Zum Glück für den YB-Trainer sind ganz viele Gelbe da. Wobei der wichtigste Gelbe in dem Moment Blau trägt. Aber egal. Marvin Keller wirft sich in den Schuss von Jhon Espinoza und rettet den Bernern den 2:1-Vorsprung. Aber damit ist diese 85. Minute ja noch nicht vorbei. Plötzlich rutscht mit Kreshnik Hajrizi der hinterste Tessiner Feldspieler weg. Jean-Pierre Nsame zieht alleine auf Amir Saipi los, Meschack Elia verwertet den Abpraller zum 3:1.

Es ist eine Minute, die alles hat, was Fussball so schön macht. Und auch so schrecklich. Lange sitzt Hajrizi nach dem Schlusspfiff alleine auf der Bank der Tessiner. Schon unmittelbar nach seinem Fehler braucht es drei Mitspieler, die ihn wieder aufrichten können. Und fast nützt es ja noch etwas. In einer letzten Drehung dieses Spiels trifft Renato Steffen gegen seinen Ex-Club noch zum 2:3.

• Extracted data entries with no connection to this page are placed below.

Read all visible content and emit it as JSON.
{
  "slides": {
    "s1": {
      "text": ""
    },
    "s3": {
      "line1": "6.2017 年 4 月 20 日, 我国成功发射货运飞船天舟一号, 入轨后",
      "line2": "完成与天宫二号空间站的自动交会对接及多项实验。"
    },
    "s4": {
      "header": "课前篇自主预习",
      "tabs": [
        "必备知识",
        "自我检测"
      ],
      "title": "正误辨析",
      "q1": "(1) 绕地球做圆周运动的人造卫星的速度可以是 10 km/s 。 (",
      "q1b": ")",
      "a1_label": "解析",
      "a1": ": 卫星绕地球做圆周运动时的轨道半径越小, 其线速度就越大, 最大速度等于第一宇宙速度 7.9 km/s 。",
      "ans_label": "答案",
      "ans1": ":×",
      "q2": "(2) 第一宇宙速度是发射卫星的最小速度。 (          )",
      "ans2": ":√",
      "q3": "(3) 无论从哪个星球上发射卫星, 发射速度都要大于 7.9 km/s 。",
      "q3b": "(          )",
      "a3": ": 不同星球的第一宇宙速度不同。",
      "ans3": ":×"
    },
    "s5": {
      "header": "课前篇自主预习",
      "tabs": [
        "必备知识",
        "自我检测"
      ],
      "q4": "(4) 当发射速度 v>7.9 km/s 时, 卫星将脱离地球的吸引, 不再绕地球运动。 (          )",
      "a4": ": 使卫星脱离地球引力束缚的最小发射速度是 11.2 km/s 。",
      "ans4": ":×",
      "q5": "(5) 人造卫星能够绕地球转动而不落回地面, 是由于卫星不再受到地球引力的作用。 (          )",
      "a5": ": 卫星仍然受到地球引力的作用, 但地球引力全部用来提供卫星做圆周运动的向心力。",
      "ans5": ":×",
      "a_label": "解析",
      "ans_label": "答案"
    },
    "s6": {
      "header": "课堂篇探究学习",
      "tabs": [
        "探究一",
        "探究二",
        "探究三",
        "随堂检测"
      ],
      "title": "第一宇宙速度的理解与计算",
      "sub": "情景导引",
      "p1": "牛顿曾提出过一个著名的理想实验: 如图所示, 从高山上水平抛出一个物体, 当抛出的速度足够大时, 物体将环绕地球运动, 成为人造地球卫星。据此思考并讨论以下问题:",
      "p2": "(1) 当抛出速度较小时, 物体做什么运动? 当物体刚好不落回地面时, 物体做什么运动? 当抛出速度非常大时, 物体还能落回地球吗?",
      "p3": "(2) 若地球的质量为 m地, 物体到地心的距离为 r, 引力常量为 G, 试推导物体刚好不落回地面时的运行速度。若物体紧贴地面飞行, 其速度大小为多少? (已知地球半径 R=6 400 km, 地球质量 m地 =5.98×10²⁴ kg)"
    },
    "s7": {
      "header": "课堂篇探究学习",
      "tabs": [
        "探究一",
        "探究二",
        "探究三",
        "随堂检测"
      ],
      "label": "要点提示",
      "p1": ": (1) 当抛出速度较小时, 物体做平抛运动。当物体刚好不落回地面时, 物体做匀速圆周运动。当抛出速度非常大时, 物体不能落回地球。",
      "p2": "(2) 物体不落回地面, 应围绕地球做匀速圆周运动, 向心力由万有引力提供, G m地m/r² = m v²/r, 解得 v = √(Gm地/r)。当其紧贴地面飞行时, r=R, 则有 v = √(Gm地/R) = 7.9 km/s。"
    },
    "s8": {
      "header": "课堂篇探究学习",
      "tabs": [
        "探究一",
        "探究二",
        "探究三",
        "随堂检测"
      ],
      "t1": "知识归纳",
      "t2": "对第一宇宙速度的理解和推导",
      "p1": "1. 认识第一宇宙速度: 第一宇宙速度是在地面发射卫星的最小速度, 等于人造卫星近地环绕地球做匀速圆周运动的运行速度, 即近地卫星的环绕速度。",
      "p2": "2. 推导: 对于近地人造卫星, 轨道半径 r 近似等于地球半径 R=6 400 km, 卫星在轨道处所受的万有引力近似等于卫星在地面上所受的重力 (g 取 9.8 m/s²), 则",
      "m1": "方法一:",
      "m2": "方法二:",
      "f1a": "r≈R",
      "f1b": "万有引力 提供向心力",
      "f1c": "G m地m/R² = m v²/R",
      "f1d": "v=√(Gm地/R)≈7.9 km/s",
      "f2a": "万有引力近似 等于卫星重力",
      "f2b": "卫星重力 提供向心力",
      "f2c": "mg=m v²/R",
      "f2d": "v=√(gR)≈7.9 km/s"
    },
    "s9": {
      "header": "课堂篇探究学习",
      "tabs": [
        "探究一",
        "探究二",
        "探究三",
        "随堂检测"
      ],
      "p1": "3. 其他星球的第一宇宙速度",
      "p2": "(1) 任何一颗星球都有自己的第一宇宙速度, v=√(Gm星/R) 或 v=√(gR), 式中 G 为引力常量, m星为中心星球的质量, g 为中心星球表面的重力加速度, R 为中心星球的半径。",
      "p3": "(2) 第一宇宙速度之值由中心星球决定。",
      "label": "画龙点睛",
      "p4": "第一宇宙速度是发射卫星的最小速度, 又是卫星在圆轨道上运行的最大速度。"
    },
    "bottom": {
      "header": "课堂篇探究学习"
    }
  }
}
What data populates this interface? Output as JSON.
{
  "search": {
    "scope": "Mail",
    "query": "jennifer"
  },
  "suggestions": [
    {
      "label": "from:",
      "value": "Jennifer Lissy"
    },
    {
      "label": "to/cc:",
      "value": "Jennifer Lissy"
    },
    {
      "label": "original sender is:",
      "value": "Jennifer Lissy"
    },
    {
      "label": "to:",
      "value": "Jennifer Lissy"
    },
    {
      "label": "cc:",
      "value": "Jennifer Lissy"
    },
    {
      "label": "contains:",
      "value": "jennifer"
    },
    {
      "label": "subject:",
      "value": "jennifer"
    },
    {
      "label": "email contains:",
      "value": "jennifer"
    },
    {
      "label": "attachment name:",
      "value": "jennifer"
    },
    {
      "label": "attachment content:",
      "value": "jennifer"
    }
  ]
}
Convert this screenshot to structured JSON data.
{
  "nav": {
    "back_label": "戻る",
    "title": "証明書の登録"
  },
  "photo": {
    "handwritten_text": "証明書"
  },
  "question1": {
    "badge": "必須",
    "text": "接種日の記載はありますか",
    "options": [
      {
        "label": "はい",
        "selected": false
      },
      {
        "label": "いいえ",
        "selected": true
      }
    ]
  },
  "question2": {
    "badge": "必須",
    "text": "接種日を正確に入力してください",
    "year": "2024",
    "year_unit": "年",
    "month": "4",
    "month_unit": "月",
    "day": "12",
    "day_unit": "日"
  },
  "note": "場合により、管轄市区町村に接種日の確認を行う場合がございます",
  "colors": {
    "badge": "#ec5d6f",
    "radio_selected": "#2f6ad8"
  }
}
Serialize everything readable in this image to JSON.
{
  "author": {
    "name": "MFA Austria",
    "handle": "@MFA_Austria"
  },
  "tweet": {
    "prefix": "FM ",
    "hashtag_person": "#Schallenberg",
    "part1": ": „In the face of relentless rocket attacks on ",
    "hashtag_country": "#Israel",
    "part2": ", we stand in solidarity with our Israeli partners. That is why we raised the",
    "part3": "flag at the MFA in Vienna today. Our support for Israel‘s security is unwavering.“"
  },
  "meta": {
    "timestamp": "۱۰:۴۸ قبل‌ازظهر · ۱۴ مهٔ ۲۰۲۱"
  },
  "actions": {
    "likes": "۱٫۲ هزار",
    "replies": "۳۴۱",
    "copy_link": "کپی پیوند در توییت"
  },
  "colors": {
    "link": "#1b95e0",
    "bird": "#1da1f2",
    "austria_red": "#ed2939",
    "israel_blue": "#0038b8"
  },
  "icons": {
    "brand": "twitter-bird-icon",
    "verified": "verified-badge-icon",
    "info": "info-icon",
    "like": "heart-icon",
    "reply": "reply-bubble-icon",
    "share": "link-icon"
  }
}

Nach den Tränen kommt die Wehmut

Aber dann ist Schluss, Ende, aus. Vor einem Jahr hat Mattia Croci-Torti an derselben Stelle geweint wie ein Schlosshund, nachdem seine Luganesi den Schweizer Cup gewonnen haben. Jetzt beisst der Coach die Zähne zusammen und blickt kurz in den Himmel über dem Wankdorf.

Er weiss: «Es hat so wenig gefehlt.» Lugano hat den Schweizer Meister, die Übermannschaft der Super League, gereizt, herausgefordert, und in der zweiten Halbzeit zeitweise sogar ausgespielt. YB hat gewankt – aber es ist nicht gefallen.

Geteilte Freude ist doppelte Freude: Christian Fassnacht (l.) mit dem Cup- und Mohamed Camara mit dem Meisterpokal.

Der 98. Final des Schweizer Cups ist ja auch so etwas wie das Kräftemessen zweier Modelle. Hier der Koloss YB, der sich seine Vormachtstellung im Schweizer Fussball über Jahrzehnte erarbeitet und lange Zeit auch erlitten hat. Der getragen wird von einer breiten Fanbasis und dank Transfers und europäischem Fussball bei einem Umsatz von 60 Millionen Franken Gewinn schreibt. Der es sich zum Ziel gesetzt hat, dass die besten Schweizer Talente vor ihrem Auslandtransfer nur an einem Ort spielen dürfen: in Bern.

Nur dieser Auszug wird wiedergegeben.